I honestly don't think I'm drawing a division.  I started off speculating
as to why this list was so dominated by guitar-wielding Fripp-spawned
real-time loopists.  When I refer to "we," I'm referring to the majority
of the people on this list, and more specifically to the majority of those
people who contribute to the list on a regular basis.  Look through the
back-issue archives, or check the profiles page.  Do you *really*  think
that I'm making an unrealistic assesment of the membership of the list? 
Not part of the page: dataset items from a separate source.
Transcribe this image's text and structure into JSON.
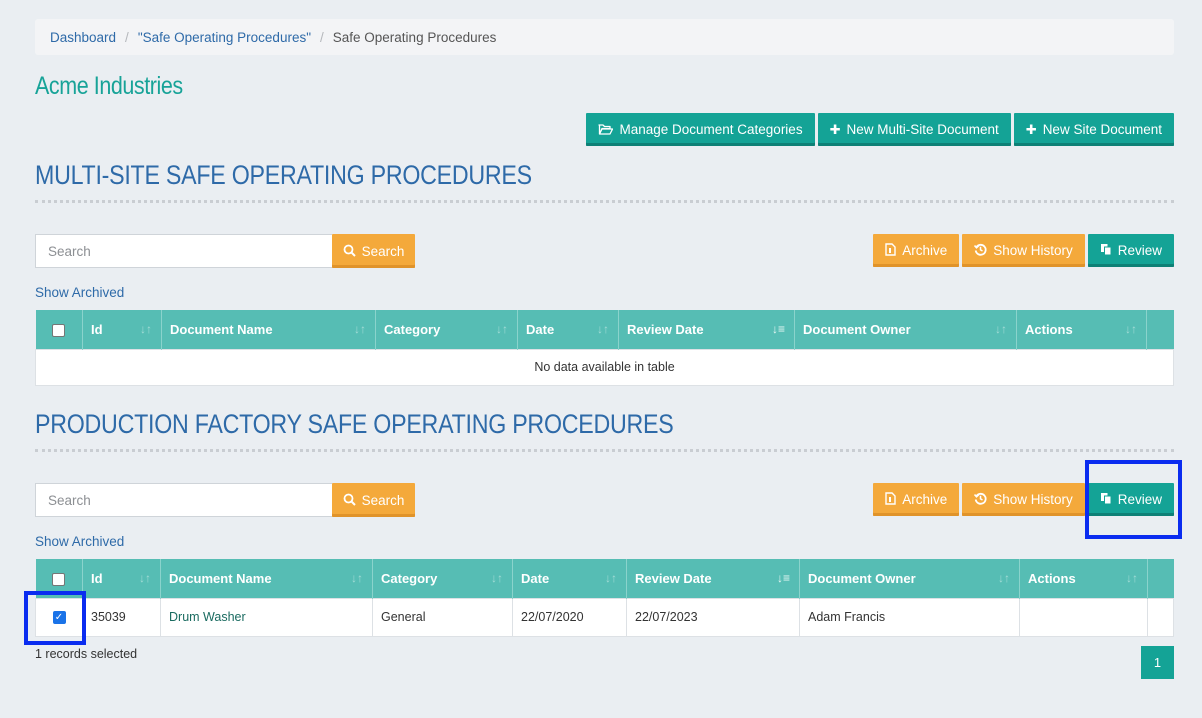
{
  "breadcrumb": {
    "items": [
      "Dashboard",
      "\"Safe Operating Procedures\""
    ],
    "current": "Safe Operating Procedures",
    "separator": "/"
  },
  "company_name": "Acme Industries",
  "top_actions": {
    "manage_categories": "Manage Document Categories",
    "new_multi_site": "New Multi-Site Document",
    "new_site": "New Site Document"
  },
  "sections": [
    {
      "title": "MULTI-SITE SAFE OPERATING PROCEDURES",
      "search_placeholder": "Search",
      "search_button": "Search",
      "archive_button": "Archive",
      "history_button": "Show History",
      "review_button": "Review",
      "show_archived": "Show Archived",
      "columns": [
        "Id",
        "Document Name",
        "Category",
        "Date",
        "Review Date",
        "Document Owner",
        "Actions"
      ],
      "empty_message": "No data available in table",
      "rows": []
    },
    {
      "title": "PRODUCTION FACTORY SAFE OPERATING PROCEDURES",
      "search_placeholder": "Search",
      "search_button": "Search",
      "archive_button": "Archive",
      "history_button": "Show History",
      "review_button": "Review",
      "show_archived": "Show Archived",
      "columns": [
        "Id",
        "Document Name",
        "Category",
        "Date",
        "Review Date",
        "Document Owner",
        "Actions"
      ],
      "rows": [
        {
          "checked": true,
          "id": "35039",
          "document_name": "Drum Washer",
          "category": "General",
          "date": "22/07/2020",
          "review_date": "22/07/2023",
          "owner": "Adam Francis",
          "actions": ""
        }
      ],
      "records_selected": "1 records selected",
      "page": "1"
    }
  ],
  "colors": {
    "teal": "#14a396",
    "header_teal": "#56bdb4",
    "orange": "#f4a93b",
    "link_blue": "#2e6aa8",
    "highlight": "#0a2cf0"
  }
}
At this point, of course, we've abandoned speculation about Looper's
Delight demographics and delved headlong into far deeper and more
ambiguous philosophical issues.  I for one do not regret this...  :) And
as you'll see below, I don't personally feel that I'm purveying a
particuarly provincial attitude... 

> It would seem more useful
> to communicate with whoever "them" is and discover the ways in which we 
> really doing the same thing.

I agree with the first part of the sentence, though I am unconvinced that 
we are indeed all doing the same thing.

> And I haven't noticed that electronica artists don't feel they have much 
> common with "us". In fact, many of us seem to be them, and many of us are
> actively exploring one side or the other. 
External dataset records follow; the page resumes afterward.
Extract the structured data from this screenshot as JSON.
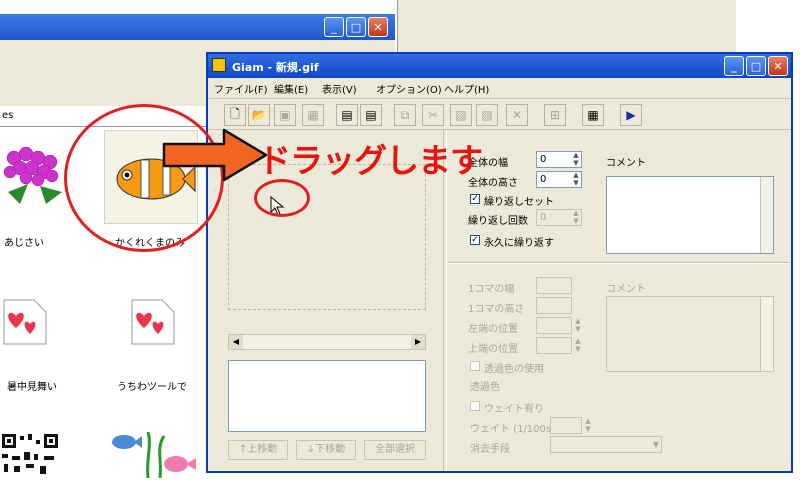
{
  "explorer": {
    "address_fragment": "es",
    "items": [
      {
        "label": "あじさい",
        "icon": "hydrangea-icon"
      },
      {
        "label": "かくれくまのみ",
        "icon": "clownfish-icon"
      },
      {
        "label": "暑中見舞い",
        "icon": "hearts-file-icon"
      },
      {
        "label": "うちわツールで",
        "icon": "hearts-file-icon"
      }
    ]
  },
  "annotation": {
    "drag_text": "ドラッグします",
    "drag_color": "#e8130f",
    "arrow_color": "#f26522",
    "circle_color": "#e02020"
  },
  "giam": {
    "title": "Giam - 新規.gif",
    "menu": [
      "ファイル(F)",
      "編集(E)",
      "表示(V)",
      "オプション(O)",
      "ヘルプ(H)"
    ],
    "frame_buttons": [
      "↑上移動",
      "↓下移動",
      "全部選択"
    ],
    "settings": {
      "width_label": "全体の幅",
      "width_value": "0",
      "height_label": "全体の高さ",
      "height_value": "0",
      "comment_label": "コメント",
      "loop_set_label": "繰り返しセット",
      "loop_count_label": "繰り返し回数",
      "loop_count_value": "0",
      "forever_label": "永久に繰り返す"
    },
    "frame_settings": {
      "frame_width_label": "1コマの幅",
      "frame_height_label": "1コマの高さ",
      "left_pos_label": "左端の位置",
      "top_pos_label": "上端の位置",
      "comment_label": "コメント",
      "transparent_use_label": "透過色の使用",
      "transparent_color_label": "透過色",
      "wait_label": "ウェイト有り",
      "wait_unit_label": "ウェイト (1/100s)",
      "dispose_label": "消去手段"
    }
  }
}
I've got half a year's worth of jungle and techno beats stored in my
computer, waiting for my feeble hands to get in shape to the point where I
can record some decent guitar parts.  (That's the problem with jungle --
it's so damned FAST.  No wonder Buckethead did a drum n' bass album.)  I've
actually been using sequencers and drum machines for nine years -- that's
longer than I've been playing guitar! 

But even if I make a whole album of jungle-driven tunes (which I seem to 
be well on my way to doing), I'll have a hard time thinking of myself as 
a "drum 'n bass musician."  I've been checking out a lot of the 
publications made by and for the whole electronic dance music scene, 
reading what they have to say about themselves and how they make their 
music.  I've come to the conclusion that if you want to talk about people 
who are truly involved in what's being referred to a "electronica," then 
you're dealing with more than just what sorts of beats and samples 
they're using.  It has to do with a whole lifestyle -- philosophy, 
clothing, social behavior, language, spelling, et al.  

And it's produced some fabulous music.  But I know that I'll never be a
part of that culture.  So I guess I do have a tendency to view that music
as "something other," in the sense that the most devoted and
highly-regarded members of that culture seem to approach life in general
and music in particular in a way that is very different from my own.  I'm
speaking strictly for myself here, and won't assume that the rest of the
list feels this way.  Based upon the aforementioned demographics, however,
I would *hypothesize* that a lot of the rest of the bulk of this list is
in a somewhat similar position in terms of not having an immediate link to
that culture.  Whether or not they feel that this is a barrier towards
their being able to operate in those musical areas in a manner which truly
connects to the essence of the music is a whole other issue (and probably
a whole other thread). 

> Many of the more noteworthy
> artists of your "classical aproach" seem to be collaborating with
> electronica artists, with promising results. 

I agree.  In saying this, however, you yourself are acknowledging that 
there is in fact a distinction to be made in terms of the methodology 

Frankly, I'm hoping that the "Electronic jam session" idea at Lumpy Gravy
takes off for just this very reason; I'd like to MIDI my Echoplex up to
some DJ's sequencer and see what happens.  Better yet, slave the sequencer
to the Echoplex! 

> And I seem to get along fine
> with the electornica folks I meet. Maybe they just don't like you,
> Andre....:-)

They can join the ever-growing club. 8-{  But just wait -- they're gonna
*hate* me once they hear how I've bastardized their music... 

> Again, any lacking in the LD genre-demographics probably has a lot more 
> do with a lower profile in some net communities than in others. When more
> electronica artists know we exist, more will show up. 

I hope so.  In the meantime, I hope the last four posts or so have been 
of some food for thought.  And as always, no flames intended!